# Identify this catfish of mine (pics)



## piotrkol1 (Jan 12, 2006)

Hello there I purchased this catfish a couple of days ago and the guy at the petstore didn't really haver any info to give me except that in about 3-4 years or so it'll grow to be 7-8 inches long. From the pics below, can anyone identify this catfish and maybe give me some more info about it? Thanks!


----------



## piotrkol1 (Jan 12, 2006)

Anyone have any ideas or info they can give me?


----------



## flamingo (Nov 5, 2005)

I'm not entirely sure, but it looks like a species of bullhead from the pictures.


----------



## Gump (Aug 2, 2006)

Looks like an Ameiurus serracanthus.


----------



## piotrkol1 (Jan 12, 2006)

So your telling me a pet store that sells tropical fish sold me a wild North American catfish?.


----------



## Guest (Jul 17, 2007)

Ohh...good eye Gump.  That looks exactly like the pictures. 

piotrkol, I've seen Bullheads for sell in many chain stores. Its not uncommon for them to sell them.


----------



## Gump (Aug 2, 2006)

Thanks Kristin.
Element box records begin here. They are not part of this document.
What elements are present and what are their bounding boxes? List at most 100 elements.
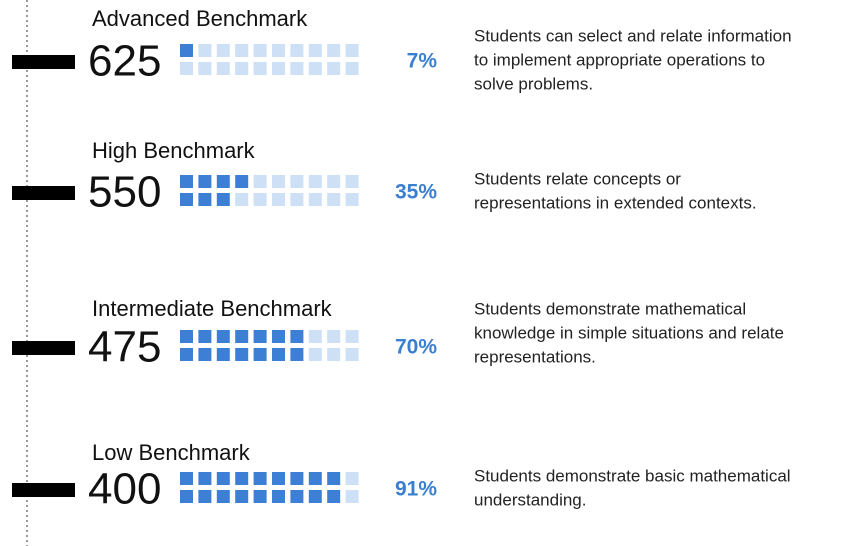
waffle-cell	[180, 490, 193, 503]
description-line: representations in extended contexts.	[474, 193, 757, 212]
waffle-cell	[308, 330, 322, 343]
waffle-cell	[198, 193, 212, 206]
waffle-cell	[235, 175, 249, 188]
waffle-cell	[216, 62, 230, 75]
waffle-cell	[253, 62, 267, 75]
score-marker	[12, 341, 75, 355]
waffle-cell	[216, 193, 230, 206]
waffle-cell	[180, 44, 193, 57]
waffle-cell	[180, 348, 193, 361]
benchmark-score: 625	[88, 37, 161, 86]
waffle-cell	[327, 490, 341, 503]
description-line: to implement appropriate operations to	[474, 50, 765, 69]
waffle-cell	[345, 330, 359, 343]
waffle-cell	[198, 330, 212, 343]
waffle-cell	[345, 193, 359, 206]
waffle-cell	[253, 44, 267, 57]
description-line: Students relate concepts or	[474, 169, 681, 188]
waffle-cell	[290, 62, 304, 75]
waffle-cell	[327, 348, 341, 361]
benchmark-score: 475	[88, 323, 161, 372]
waffle-cell	[308, 472, 322, 485]
waffle-cell	[345, 175, 359, 188]
percent-label: 35%	[395, 181, 437, 204]
score-marker	[12, 483, 75, 497]
benchmark-title: Advanced Benchmark	[92, 6, 308, 31]
waffle-cell	[290, 490, 304, 503]
waffle-cell	[253, 472, 267, 485]
waffle-cell	[216, 490, 230, 503]
waffle-cell	[216, 175, 230, 188]
waffle	[180, 175, 359, 206]
benchmark-score: 550	[88, 168, 161, 217]
waffle-cell	[327, 193, 341, 206]
waffle-cell	[308, 62, 322, 75]
waffle-cell	[290, 44, 304, 57]
description-line: Students demonstrate mathematical	[474, 299, 746, 318]
waffle-cell	[272, 348, 285, 361]
description-line: knowledge in simple situations and relat…	[474, 323, 784, 342]
waffle-cell	[327, 44, 341, 57]
waffle-cell	[272, 175, 285, 188]
benchmark-title: Intermediate Benchmark	[92, 296, 333, 321]
waffle-cell	[290, 330, 304, 343]
waffle-cell	[290, 175, 304, 188]
waffle-cell	[235, 193, 249, 206]
waffle-cell	[308, 44, 322, 57]
waffle-cell	[345, 348, 359, 361]
waffle-cell	[180, 330, 193, 343]
waffle-cell	[272, 490, 285, 503]
description-line: understanding.	[474, 490, 586, 509]
waffle-cell	[290, 193, 304, 206]
waffle-cell	[253, 175, 267, 188]
waffle	[180, 44, 359, 75]
waffle-cell	[253, 193, 267, 206]
description-line: Students can select and relate informati…	[474, 26, 792, 45]
waffle-cell	[235, 348, 249, 361]
waffle-cell	[272, 193, 285, 206]
waffle-cell	[272, 472, 285, 485]
score-marker	[12, 55, 75, 69]
waffle-cell	[308, 193, 322, 206]
waffle-cell	[327, 472, 341, 485]
waffle-cell	[253, 348, 267, 361]
waffle-cell	[327, 175, 341, 188]
waffle-cell	[180, 62, 193, 75]
benchmark-score: 400	[88, 465, 161, 514]
waffle-cell	[198, 175, 212, 188]
waffle-cell	[216, 44, 230, 57]
waffle-cell	[198, 490, 212, 503]
waffle-cell	[216, 348, 230, 361]
waffle-cell	[345, 62, 359, 75]
waffle-cell	[345, 472, 359, 485]
waffle-cell	[235, 44, 249, 57]
waffle-cell	[253, 330, 267, 343]
waffle	[180, 472, 359, 503]
waffle	[180, 330, 359, 361]
description-line: Students demonstrate basic mathematical	[474, 466, 791, 485]
waffle-cell	[272, 44, 285, 57]
waffle-cell	[308, 175, 322, 188]
waffle-cell	[198, 62, 212, 75]
waffle-cell	[235, 330, 249, 343]
waffle-cell	[272, 330, 285, 343]
waffle-cell	[235, 62, 249, 75]
waffle-cell	[180, 193, 193, 206]
waffle-cell	[272, 62, 285, 75]
waffle-cell	[216, 330, 230, 343]
waffle-cell	[327, 330, 341, 343]
waffle-cell	[235, 490, 249, 503]
percent-label: 70%	[395, 336, 437, 359]
score-marker	[12, 186, 75, 200]
percent-label: 7%	[407, 50, 438, 73]
benchmark-title: Low Benchmark	[92, 440, 251, 465]
waffle-cell	[345, 44, 359, 57]
waffle-cell	[327, 62, 341, 75]
waffle-cell	[198, 472, 212, 485]
waffle-cell	[216, 472, 230, 485]
waffle-cell	[198, 348, 212, 361]
waffle-cell	[290, 472, 304, 485]
waffle-cell	[180, 175, 193, 188]
waffle-cell	[308, 490, 322, 503]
It may be illegal to sell natives depending on what state you live in.


----------



## piotrkol1 (Jan 12, 2006)

I see, well I live in Wisconsin and have sometimes caught some brown/yellow bullhead while fishing. The face and body looks similar its just the colors that had me thrown off. Guess I'll have to move him to a bigger tank before he starts to get to big and starts eating my white clouds! :-x


----------



## Apotheosis (Jul 2, 2007)

Looks like a spotted bullhead. Should get around 9-10" max.


----------